In July, BXE conducted an action that resulted in 25 arrests, Glick said. In November the group arranged to have people arrested for five straight days, culminating in an action that prevented FERC from opening for business for two and a half hours. The group’s latest tactic is fasting outside the FERC offices, hoping that FERC employees have a conscience and that they’re willing to act on it.
“In concert with the Pope coming to the US we decided to do a fast,” said Glick, “to both support the Pope on environmental issues and to draw attention to FERCs failure to do its job as a regulatory agency.”
Glick says that the “gas energy companies always wins when it comes to interstate gas infrastructure.” FERC approves “virtually everything.” One group went back through FERC’s records and found that “there were 160 consecutive approvals of pipelines, with no dis-approvals.”

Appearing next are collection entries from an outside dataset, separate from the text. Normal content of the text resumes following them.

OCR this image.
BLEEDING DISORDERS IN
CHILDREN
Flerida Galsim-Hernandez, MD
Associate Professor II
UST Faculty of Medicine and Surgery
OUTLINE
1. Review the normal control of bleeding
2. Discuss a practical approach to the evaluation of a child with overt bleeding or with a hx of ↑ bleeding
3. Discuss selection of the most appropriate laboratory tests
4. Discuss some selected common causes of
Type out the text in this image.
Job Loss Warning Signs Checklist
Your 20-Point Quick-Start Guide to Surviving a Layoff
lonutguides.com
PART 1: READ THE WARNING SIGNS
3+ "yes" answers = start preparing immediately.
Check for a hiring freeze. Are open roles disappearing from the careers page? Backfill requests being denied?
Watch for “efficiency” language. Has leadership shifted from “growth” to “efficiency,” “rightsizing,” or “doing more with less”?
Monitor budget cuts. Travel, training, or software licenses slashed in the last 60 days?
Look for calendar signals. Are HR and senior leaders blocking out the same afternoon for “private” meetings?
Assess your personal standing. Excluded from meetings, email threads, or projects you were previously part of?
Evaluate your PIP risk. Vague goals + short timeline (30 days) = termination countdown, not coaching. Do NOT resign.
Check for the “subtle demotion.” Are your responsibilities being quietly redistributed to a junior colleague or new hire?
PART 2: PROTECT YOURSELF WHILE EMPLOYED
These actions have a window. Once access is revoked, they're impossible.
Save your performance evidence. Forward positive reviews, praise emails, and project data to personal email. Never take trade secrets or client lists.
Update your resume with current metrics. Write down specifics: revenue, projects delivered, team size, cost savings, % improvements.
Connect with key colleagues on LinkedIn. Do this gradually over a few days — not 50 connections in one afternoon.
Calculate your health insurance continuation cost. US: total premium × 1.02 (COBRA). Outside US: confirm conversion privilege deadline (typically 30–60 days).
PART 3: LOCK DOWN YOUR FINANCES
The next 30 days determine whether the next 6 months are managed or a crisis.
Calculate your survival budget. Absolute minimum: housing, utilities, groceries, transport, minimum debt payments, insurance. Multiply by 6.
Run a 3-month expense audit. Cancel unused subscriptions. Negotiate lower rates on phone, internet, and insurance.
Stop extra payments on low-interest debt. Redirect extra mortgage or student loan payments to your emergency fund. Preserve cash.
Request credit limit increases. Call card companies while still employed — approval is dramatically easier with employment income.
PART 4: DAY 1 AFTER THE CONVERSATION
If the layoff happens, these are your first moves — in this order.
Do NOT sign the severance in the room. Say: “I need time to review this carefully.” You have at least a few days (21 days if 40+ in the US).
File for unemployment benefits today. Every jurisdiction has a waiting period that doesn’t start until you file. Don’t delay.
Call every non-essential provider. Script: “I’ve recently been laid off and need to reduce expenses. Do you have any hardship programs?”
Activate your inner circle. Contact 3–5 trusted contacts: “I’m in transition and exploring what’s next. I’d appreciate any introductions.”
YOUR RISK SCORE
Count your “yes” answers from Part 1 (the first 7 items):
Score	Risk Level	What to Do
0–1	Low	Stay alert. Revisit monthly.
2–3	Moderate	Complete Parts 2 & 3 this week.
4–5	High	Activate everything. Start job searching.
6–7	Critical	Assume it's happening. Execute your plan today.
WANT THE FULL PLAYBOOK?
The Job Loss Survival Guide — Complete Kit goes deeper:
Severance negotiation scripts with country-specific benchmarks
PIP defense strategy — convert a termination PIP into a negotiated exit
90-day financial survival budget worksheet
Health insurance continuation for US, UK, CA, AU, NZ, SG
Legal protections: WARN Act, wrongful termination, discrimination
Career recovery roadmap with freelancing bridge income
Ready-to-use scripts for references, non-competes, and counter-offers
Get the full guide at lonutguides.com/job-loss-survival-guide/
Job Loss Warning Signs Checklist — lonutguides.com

Over the course of the fast, BXE members have had a number of interactions with FERC employees, from conversations to glances. “We know we’ve had some impact,” says Glick hopefully, even as he maintains that FERC is corrupt.
“There is a revolving door in terms of people working at FERC and people going to work for the gas industry… It’s a classic case of what Robert Kennedy called a ‘captured agency.'”
Protesting BXE members came and went as I interviewed Glick, maybe 25 in total. Glick described the group as a “spiritual community.” When I asked him about that, he explained that, “I describe it as a spiritual community. We meet twice a day at nine. We check in on everybody physically, we try to help them… at the end of the meeting we join hands and have a minute of silence together. Its very powerful. It’s like a family atmosphere.”
Can activists turn our government, captured as it is by those who profit off of fracked methane, towards a truly renewable energy future in time to prevent the worst effects of climate catastrophe? That’s an open question.
With FERC closing up shop for two days because of the traffic congestion expected to accompany the Pope’s visit, the BXE fasters are taking their protest into the city, marching tomorrow to meet up with activists from the Franciscan Action Network. Twenty-five college students from North Carolina are arriving to help the weakened fasters make the trek.
On Friday, after the Pope leaves for New York and the fast is officially broken, BXE will attempt to distribute copies of the papal encyclical on climate to the FERC’s five commissioners.
“The Pope’s opposed to fracking,” says protester Jimmy Betts in a statement, “FERC is responsible for rubberstamping pretty much every application for fracked-gas infrastructure.” When the fasters brought pointed this out to FERC Chairman Norman Bay as he was leaving the building a few days ago, he said, “These are just pipelines. Blaming us is like blaming the steel companies that make pipes.”